Conversely, a downturn in a particular industry or financial sector can result in a bust for an entire city or state, especially if the region has invested too heavily in that industry or sector. Arizona and Nevada became mired in an economic slump because they were hit hardest by the real estate bust and resulting mortgage crisis of 2007.

The cyclical nature of the market and the economy in general suggests that every strong economic-growth bull market in history has been followed by a sluggish low-growth bear market.

If a boom extends beyond its reasonable life, or if prices extend far above the boom's initial trend line, a bubble may form that has the potential to pop and thus turn a boom into a subsequent bust.

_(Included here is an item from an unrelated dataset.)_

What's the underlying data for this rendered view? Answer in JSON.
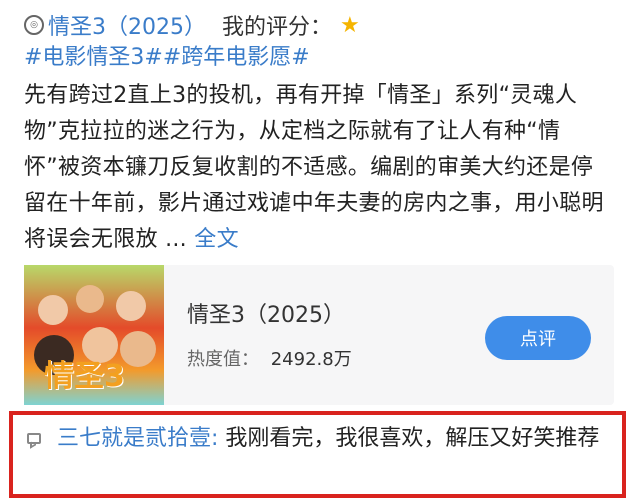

Several such instances have occurred throughout the globe over the course of history, from the Dutch Tulipmania of the 17th century to the Great Recession of 2008.

Trending Booms and Busts in the United States

On a more aggregate level, a boom is indicated by increasing output and income, employment, prices, profit and interest rates. Economic observers break aggregate U.S. data down state by state in order to see the amount that each state contributes to variables such as real GDP per capita and real GDP growth per capita.

The U.S. states that experienced the highest growth in real GDP per capita from 2000 through 2015 were North Dakota, South Dakota, Oregon, Oklahoma, Nebraska, Montana, Iowa, New York, Vermont and Texas. The U.S. states with the lowest rate of real GDP growth per capita during this same period were Nevada, Georgia, Arizona, Delaware, South Carolina, Michigan, Idaho, Florida, Missouri and North Carolina. The first set of states were considered to be sustaining a long-term boom, whereas the second set were considered to be suffering a long-term bust.